Yes, this is true. I wonder now, why one can reopen a node with
different O_READ/O_WRITE bits, but cannot do this with the O_NOTRANS
flag...

You probably remember that at some moment in this discussion I said that
one cannot reopen an existing port with different O_* flags. You told me
then that using dir_lookup directly, one can reopen with, for example,
O_READ a port opened with 0 flags. However, I've just tried it and
indeed O_NOTRANS is an exception, whereas I used to think that it is
not.

> The hack with O_NOTRANS on translator startup to obtain the untranslated
> node, only works with special handling in nsmux. You can't do that when
> running the filter on a normal file system, implementing only the
> standard interfaces. It requires a new operation -- even if this new
> operation is hacked as a special case in an existing RPC.

I see... So, it is natural to implement this feature as a special RPC,
without hacking any existing one, do I understand everything right?

>> >> I thought we could merge the functionality in a single node because
>> >> it seemed to me that another node would mean another context
>> >> switch...
> [...]
>> > (Note that this would actually be a case of translator stacking
>> > optimization -- i.e. a use case for the "mobility framework"
>> > Frederik is working on.
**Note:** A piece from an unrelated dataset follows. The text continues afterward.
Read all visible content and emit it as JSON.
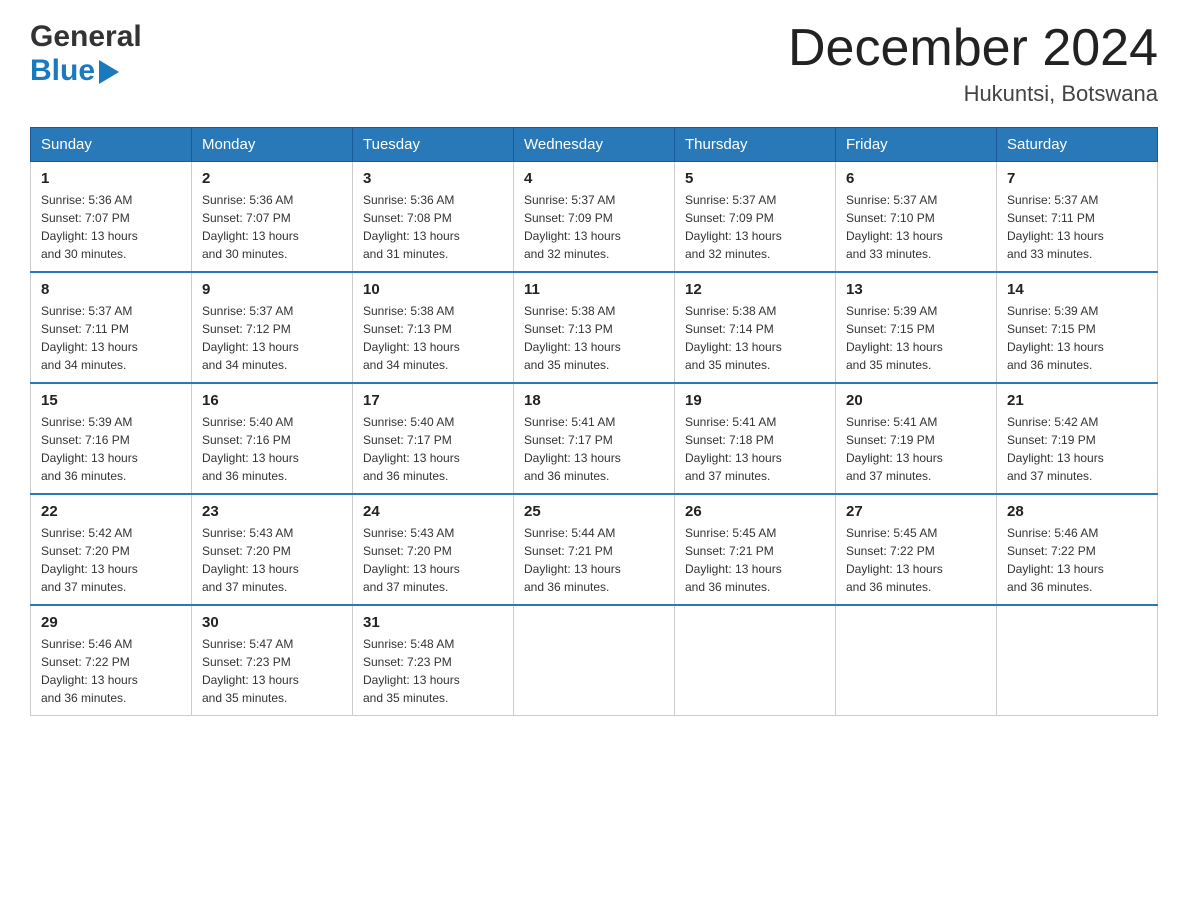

I'm not quite sure whether it's better to
>> > create special solutions for various use cases first, and only later
>> > factor out a generic stacking framework, or only work on such
>> > optimizations once the generic stacking framework is in place...)
>> 
>> Hm... I'm trying to follow your discussion with Frederik, but I'm not
>> sure I can understand how this could be a use case for the ``mobility
>> framework''. I guess I should go and read the latest mail in you
>> discussion, which I skipped do to lack of time.
>
> What you wanted to do here is avoiding a context switch, by
> transparently stuffing the functionality of two logically distinct
> translators in a single process. This is *exactly* what translator
> stacking is about...

Yes, this was exactly what I meant to achieve by merging shadow and
proxy nodes together. Nevertheless, I am rather surprised to hear that
translator stacking is about stuffing the functionality of two distinct
translators in a single process... Actually, what I understand under
``translator stacking'' is *joining* several translator processes, not
*merging* them. Do I understand something wrong?